-蛇落の褥- 6-4
かざぐるまが、カラカラと回っている
曼殊沙華が、暗闇に浮かんでいる
参道は、どこまでも続く
果てが無い
どこまでも、闇、やみ、ヤミ・・・
――ねぇ
声を掛けられて、少年は暗い参道を振り返った。
しかし、延々と続く参道には、誰もいない。
少年は、いぶかし気に辺りを見回した。
――ここだよ
しかし、声の主は見当たらず、どこまでも黒く澄んだ闇が、曼殊沙華の群生に広がっているばかりであった。

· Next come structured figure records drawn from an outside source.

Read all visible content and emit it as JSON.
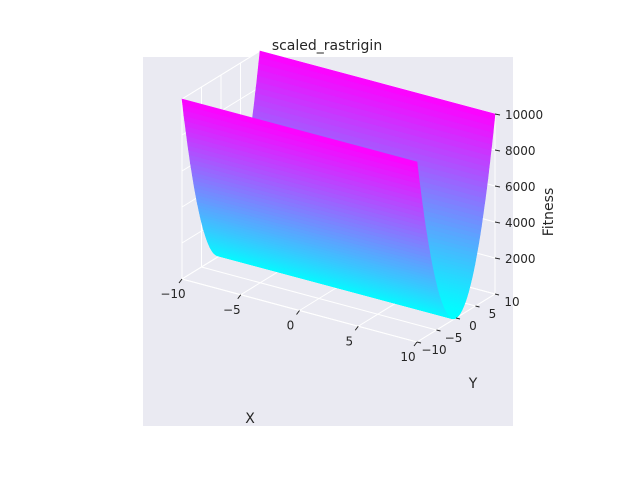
{
  "chart_data": {
    "type": "surface",
    "title": "scaled_rastrigin",
    "xlabel": "X",
    "ylabel": "Y",
    "zlabel": "Fitness",
    "xlim": [
      -10,
      10
    ],
    "ylim": [
      -10,
      10
    ],
    "zlim": [
      0,
      10000
    ],
    "x_ticks": [
      -10,
      -5,
      0,
      5,
      10
    ],
    "y_ticks": [
      -10,
      -5,
      0,
      5,
      10
    ],
    "z_ticks": [
      2000,
      4000,
      6000,
      8000,
      10000
    ],
    "x_tick_labels": [
      "−10",
      "−5",
      "0",
      "5",
      "10"
    ],
    "y_tick_labels": [
      "−10",
      "−5",
      "0",
      "5",
      "10"
    ],
    "z_tick_labels": [
      "2000",
      "4000",
      "6000",
      "8000",
      "10000"
    ],
    "surface": {
      "description_of_shape": "valley along X, parabolic in Y",
      "y_profile": {
        "y": [
          -10,
          -7.5,
          -5,
          -2.5,
          0,
          2.5,
          5,
          7.5,
          10
        ],
        "fitness": [
          10000,
          5625,
          2500,
          625,
          0,
          625,
          2500,
          5625,
          10000
        ]
      }
    },
    "colormap": "cool",
    "colors": {
      "low": "#00ffff",
      "high": "#ff00ff",
      "pane": "#eaeaf2",
      "grid": "#ffffff"
    },
    "grid": true
  }
}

すると、聞こえてくる声が、今にも泣きそうな声を上げる
――くるしい
僕もだよ。
少年は慰めるように、声の主に呼び掛けた。
すると、どこからか聞こえてくる声は、嬉しそうにつぶやく。
――おんなじ
同じだね
――おかしい
声の主は、クスクスと笑い出した。
少年も、おかしくなってきて、一緒に笑う。
――あそぼ
何処にいるの?
――・・・わからない
泣いてるの?
――て を かして
いいよ
言うか否や、少年の手首から先が吹き飛んだ。
黒い霧のようなものが、手首から茫洋と漂う。
ぼんやりと、手の形になろうとするが、行き場が無いのか、ハッキリとした形にはならなかった。
――オソロイ
おかしくて息も出来ないとでも言うような、引きつった笑い声が辺りに響く。
無くなってしまった自分の手を見て、少年は悲痛な声で懇願する。
返して・・・ねぇ、おねがい・・・かえして・・・
少年は、中天を仰いで、腕を伸ばした。